Three, as Elisha traveled to Bethel, some boys came out of the city to ridicule this new Joshua who had come to pagan Bethel to root out Canaanite worship. In saying, “Go up, you baldhead!” they essentially meant “Get out of here; we don’t want anything to do with you.” In their mockery these guys are showing contempt and hostility toward Yahweh and His representative. So Elisha brought on God’s judgment against these mockers, and she-bears attack the boys (see Lev. 26:21-22). God will not be mocked; He will have the last word (Gal. 6:7).
What are some ways you can stand for the honor of God when He is mocked in this world?
Elisha would not let Elijah shake him. Most scholars believe the point of his not leaving Elijah’s side was to test whether Elisha would count the cost of discipleship, probably a final test to see if he would persist. We see something of our own call here—to forsake all for the glory of the Name. The question for us, like Elisha, is will we persist and persevere? This is the sign of the true disciple: delighting in God above all else and persevering in the faith and the mission. Elisha was a true disciple, for he had forsaken all, burning the plows, to follow Elijah. And this wouldn’t be the last time disciples would forsake all to follow a great prophet!
Elijah went on to his eternal reward without tasting death because God is in control of death and can overrule it. Elisha saw his mentor taken away, just as he hoped, but he also was sad and showed signs of sorrow over his loss (v. 12). Yet he would get up and persist in the mission to which he was called.
This text leaves us with some questions: Will we count the cost? Will we persist? Will we seek the glory of God over our own? Will we rely on God’s power to speak God’s Word faithfully in places of darkness?
What tests of your perseverance in the faith are you currently facing?
Ahaziah continued in the evil ways of his wicked father, Ahab (see 1 Kings 22:51-53). He had seen the gracious and harsh acts of God toward Ahab, and yet, he followed in the evil path of his father anyway. The apple didn’t fall far from the tree, as this passage highlights.
When parents detest God or minimize Him, they shouldn’t be surprised when their children do the same. When we passively and implicitly teach our children that God isn’t important, our children will live that story out. Parents who inadvertently teach their children that the world revolves around them by regularly skipping corporate worship for other things shouldn’t be surprised when, later in life, their kids don’t see the local church as a big deal.
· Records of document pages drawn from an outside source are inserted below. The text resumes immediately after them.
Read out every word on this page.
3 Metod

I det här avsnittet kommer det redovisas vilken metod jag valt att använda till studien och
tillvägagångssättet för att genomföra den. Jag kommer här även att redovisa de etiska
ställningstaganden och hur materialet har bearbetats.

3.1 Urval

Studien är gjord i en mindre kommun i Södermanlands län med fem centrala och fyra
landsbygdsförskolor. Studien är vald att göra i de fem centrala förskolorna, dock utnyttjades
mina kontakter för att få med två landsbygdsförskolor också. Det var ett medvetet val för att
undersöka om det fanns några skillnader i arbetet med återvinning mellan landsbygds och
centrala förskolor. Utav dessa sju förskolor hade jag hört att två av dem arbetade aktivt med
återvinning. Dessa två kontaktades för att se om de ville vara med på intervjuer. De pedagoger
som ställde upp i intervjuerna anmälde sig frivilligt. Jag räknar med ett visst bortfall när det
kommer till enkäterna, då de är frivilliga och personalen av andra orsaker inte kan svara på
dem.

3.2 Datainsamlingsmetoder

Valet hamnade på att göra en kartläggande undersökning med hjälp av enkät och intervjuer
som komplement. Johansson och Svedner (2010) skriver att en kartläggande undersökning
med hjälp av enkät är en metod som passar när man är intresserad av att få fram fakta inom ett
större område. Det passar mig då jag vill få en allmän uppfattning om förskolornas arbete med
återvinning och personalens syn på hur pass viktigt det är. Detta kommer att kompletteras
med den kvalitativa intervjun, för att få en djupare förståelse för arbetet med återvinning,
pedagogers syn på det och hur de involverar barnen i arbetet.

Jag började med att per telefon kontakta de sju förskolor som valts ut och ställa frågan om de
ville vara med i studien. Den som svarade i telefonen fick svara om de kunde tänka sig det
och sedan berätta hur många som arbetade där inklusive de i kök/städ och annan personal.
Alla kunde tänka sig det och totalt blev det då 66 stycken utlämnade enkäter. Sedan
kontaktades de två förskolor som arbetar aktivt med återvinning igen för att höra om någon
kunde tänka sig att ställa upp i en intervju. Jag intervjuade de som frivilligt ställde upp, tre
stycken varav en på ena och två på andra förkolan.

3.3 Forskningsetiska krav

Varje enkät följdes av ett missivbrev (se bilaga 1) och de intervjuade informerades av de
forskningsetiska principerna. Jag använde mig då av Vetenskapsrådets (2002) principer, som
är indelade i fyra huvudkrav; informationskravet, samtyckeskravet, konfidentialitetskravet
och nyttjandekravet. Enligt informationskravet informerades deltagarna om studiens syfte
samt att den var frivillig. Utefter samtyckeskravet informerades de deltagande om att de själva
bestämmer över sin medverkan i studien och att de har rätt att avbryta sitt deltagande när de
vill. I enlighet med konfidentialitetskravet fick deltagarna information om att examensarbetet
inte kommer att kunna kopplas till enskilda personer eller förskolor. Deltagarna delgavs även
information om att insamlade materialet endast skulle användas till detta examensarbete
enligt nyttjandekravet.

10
Children will be influenced by what they have been taught, whether it was explicit or implicit.
What are some simple but important ways parents can disciple their children?
Never forget the cost of discipleship and the importance of having godly relationships in your life. Both of these essentials are expressed in this passage.
We see Elisha’s total abandonment of all things to follow this prophetic calling. The call to follow Jesus will also involve sacrificing certain things. It’s a privilege to follow Jesus, yet it’s also costly. But every true saint who has followed Jesus for years can testify that the reward reveals the sacrifice is actually quite small because Jesus is better than everything.
Then we also read in verse 21 how Elisha arose, followed Elijah, and assisted him—a picture of intimacy and companionship. In 2 Kings 2:12, Elisha called Elijah “father,” indicating the intimacy the two shared. Remember, Elijah had previously been isolated and discouraged. But now he received the blessing of being with Elisha and preparing him for the work ahead.
Who are the people in your life who bring you spiritual refreshment? Thank God for them.